Orlando che da un buon tratto si teneva i fianchi scoppiò in una risata al bel complimento della signora madre; ma si ricompose come un pulcino bagnato all’occhiata severa ch’ella gli volse.
– Vedete? – continuò parlando al marito – finiremo col perdere la capra ed i cavoli. Mettete un po’ da banda i vostri capricci, giacché Iddio vi fa capire che non gli accomodano per nulla; e interrogate invece, come è dicevole a un buon padre di famiglia, l’animo di questo fanciullo.
Il vecchio impenitente si morsicò le labbra e si volse al figliuolo con un visaccio sí brutto ch’egli se ne sgomentí e corse a rifugiarsi col capo sotto il grembiale materno.– Dunque – cominciò a dire il Conte senza guardarlo, perché guardandolo si sentiva rigonfiare la bile.

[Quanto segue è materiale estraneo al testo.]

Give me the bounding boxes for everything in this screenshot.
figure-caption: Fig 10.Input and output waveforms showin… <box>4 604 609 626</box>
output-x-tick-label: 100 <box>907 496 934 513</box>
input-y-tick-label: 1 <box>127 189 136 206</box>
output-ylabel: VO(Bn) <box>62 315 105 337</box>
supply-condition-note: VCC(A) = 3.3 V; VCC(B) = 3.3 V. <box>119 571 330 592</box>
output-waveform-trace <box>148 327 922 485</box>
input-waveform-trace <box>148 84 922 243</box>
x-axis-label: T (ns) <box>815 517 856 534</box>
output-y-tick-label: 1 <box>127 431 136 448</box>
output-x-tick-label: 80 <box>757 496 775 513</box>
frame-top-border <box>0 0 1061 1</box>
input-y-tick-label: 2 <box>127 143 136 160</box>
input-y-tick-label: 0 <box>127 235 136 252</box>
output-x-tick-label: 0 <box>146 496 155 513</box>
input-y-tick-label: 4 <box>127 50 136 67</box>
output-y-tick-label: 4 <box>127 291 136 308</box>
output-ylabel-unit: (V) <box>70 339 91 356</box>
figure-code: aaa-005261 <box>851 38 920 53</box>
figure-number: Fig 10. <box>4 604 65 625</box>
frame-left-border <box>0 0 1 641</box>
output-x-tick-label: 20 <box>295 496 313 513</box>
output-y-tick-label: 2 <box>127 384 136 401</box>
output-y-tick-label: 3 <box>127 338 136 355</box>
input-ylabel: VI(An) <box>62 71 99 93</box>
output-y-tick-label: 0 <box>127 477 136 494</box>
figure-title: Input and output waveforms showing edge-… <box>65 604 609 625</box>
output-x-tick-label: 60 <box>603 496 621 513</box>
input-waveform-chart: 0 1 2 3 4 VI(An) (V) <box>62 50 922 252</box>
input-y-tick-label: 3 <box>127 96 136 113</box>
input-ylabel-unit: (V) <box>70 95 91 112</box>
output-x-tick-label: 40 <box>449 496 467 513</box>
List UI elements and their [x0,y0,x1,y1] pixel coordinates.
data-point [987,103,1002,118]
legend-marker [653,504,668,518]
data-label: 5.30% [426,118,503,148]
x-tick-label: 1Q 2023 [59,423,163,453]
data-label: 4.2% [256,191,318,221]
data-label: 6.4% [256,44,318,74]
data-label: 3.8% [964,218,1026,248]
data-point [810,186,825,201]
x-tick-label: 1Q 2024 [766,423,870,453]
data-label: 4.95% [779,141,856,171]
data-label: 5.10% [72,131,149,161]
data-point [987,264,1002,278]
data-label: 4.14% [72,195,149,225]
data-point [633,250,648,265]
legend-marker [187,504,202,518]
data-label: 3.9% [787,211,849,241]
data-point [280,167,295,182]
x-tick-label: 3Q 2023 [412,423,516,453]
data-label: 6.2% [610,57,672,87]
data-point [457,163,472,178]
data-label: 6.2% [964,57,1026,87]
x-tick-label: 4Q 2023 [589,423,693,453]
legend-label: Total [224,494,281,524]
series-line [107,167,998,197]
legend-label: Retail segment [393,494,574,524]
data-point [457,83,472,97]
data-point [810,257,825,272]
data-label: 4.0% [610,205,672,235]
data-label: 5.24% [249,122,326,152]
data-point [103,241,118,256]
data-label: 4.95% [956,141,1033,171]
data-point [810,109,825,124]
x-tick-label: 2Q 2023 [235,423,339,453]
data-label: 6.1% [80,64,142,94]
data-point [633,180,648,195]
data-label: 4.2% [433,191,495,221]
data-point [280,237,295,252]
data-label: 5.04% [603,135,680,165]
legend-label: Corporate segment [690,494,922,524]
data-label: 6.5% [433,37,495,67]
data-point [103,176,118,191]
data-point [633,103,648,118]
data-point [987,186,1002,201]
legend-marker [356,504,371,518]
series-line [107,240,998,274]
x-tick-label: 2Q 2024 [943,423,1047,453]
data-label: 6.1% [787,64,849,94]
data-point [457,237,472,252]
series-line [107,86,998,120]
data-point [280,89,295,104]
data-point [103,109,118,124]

– Dunque, figliuol mio, voi non volete fare la vostra comparsa sopra un bel cavallo bardato d’oro e di velluto rosso, con una lunga spada fiammeggiante in mano, e dinanzi a sei reggimenti di Schiavoni alti quattro braccia l’uno, i quali per correre a farsi ammazzare dalle scimitarre deiTurchi non aspetteranno altro che un cenno della vostra bocca?
– Voglio cantar messa io! – piagnucolava il fanciullo di sotto al grembiule della Contessa. Il Conte, udendo quella voce piagnucolosa soffocata dalle pieghe delle vesti donde usciva, si voltò a vedere cos’era; e mirando il figliuol suo intanato colla testa come un fagiano, non ebbe piú ritegno alla stizza, e diventò rosso piú ancor di vergogna che di collera.
– Va’ dunque in seminario, bastardo! – gridò egli fuggendo fuori della stanza.
Il cattivello si mise allora a singhiozzare e a strapparsii capelli e a dar del capo nelle gambe della madre, sicuro di non farsi male. Ma costei se lo tolse fra le braccia e lo consolava con bella maniera dicendogli:– Sí, viscere mie; non temere; ti faremo prete; canterai messa. Oh non sei fatto tu, no, per versare il sangue de’ tuoi fratelli come Caino!...
– Ih! ih! ih! voglio cantar in coro! voglio farmi santo!– strepitava Orlando.
– Sí... canterai in coro, ti faremo canonico, avrai il sarrocchino, e le belle calze rosse; non piangere tesoro mio. Sono tribolazioni queste che bisogna offerirle al Signore per farsi sempre piú degni di lui – gli andava dicendo la mamma.
Il fanciullo si consolò a queste promesse; ed ecco perché il conte Orlando, in onta al nome di battesimo e a dispetto della contrarietà paterna, era divenuto monsignor Orlando.